Question

Number of molecules/ions from the following in which the central atom is involved in sp3 hybridization is ________.\( \text{NO}_3^-, \, \text{BCl}_3, \, \text{ClO}_2^-, \, \text{ClO}_3 \)

• A. 2
• B. 4
• C. 3
• D. 1

Answer 1

The Correct Option is A

Determine the Hybridization of Each Species:

For \( \text{NO}_3^- \):
The structure of \( \text{NO}_3^- \) (nitrate ion) shows that nitrogen is involved in three sigma bonds and has no lone pairs on it.
The hybridization of nitrogen in \( \text{NO}_3^- \) is \( sp^2 \).

For \( \text{BCl}_3 \):
Boron in \( \text{BCl}_3 \) forms three sigma bonds with no lone pairs, resulting in a planar triangular structure.
The hybridization of boron in \( \text{BCl}_3 \) is \( sp^2 \).

For \( \text{ClO}_2^- \):
In \( \text{ClO}_2^- \) (chlorite ion), chlorine has two sigma bonds with oxygen atoms and two lone pairs of electrons.
The hybridization of chlorine in \( \text{ClO}_2^- \) is \( sp^3 \), resulting in a bent or V-shaped geometry.

For \( \text{ClO}_3^- \):
In \( \text{ClO}_3^- \) (chlorate ion), chlorine forms three sigma bonds with oxygen atoms and has one lone pair of electrons.
The hybridization of chlorine in \( \text{ClO}_3^- \) is \( sp^3 \), resulting in a pyramidal structure.

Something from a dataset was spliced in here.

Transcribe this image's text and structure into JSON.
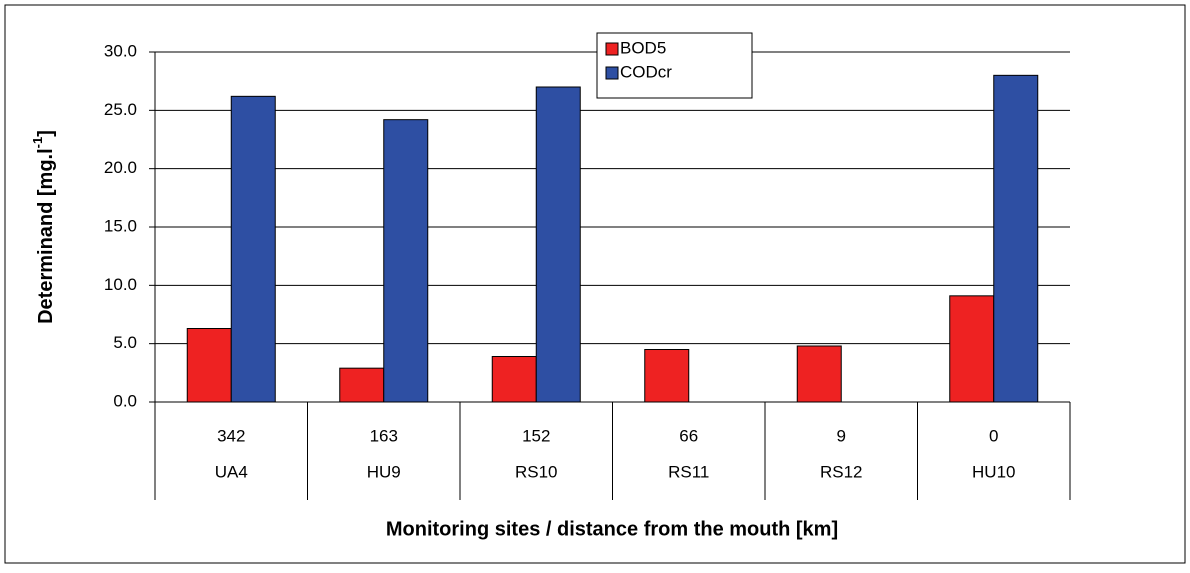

Count the Species with \( sp^3 \) Hybridization:

From the analysis above, \( \text{ClO}_2^- \) and \( \text{ClO}_3^- \) have \( sp^3 \) hybridization for the central atom.

Conclusion:

The number of molecules/ions in which the central atom is involved in \( sp^3 \) hybridization is 2, corresponding to Option (1).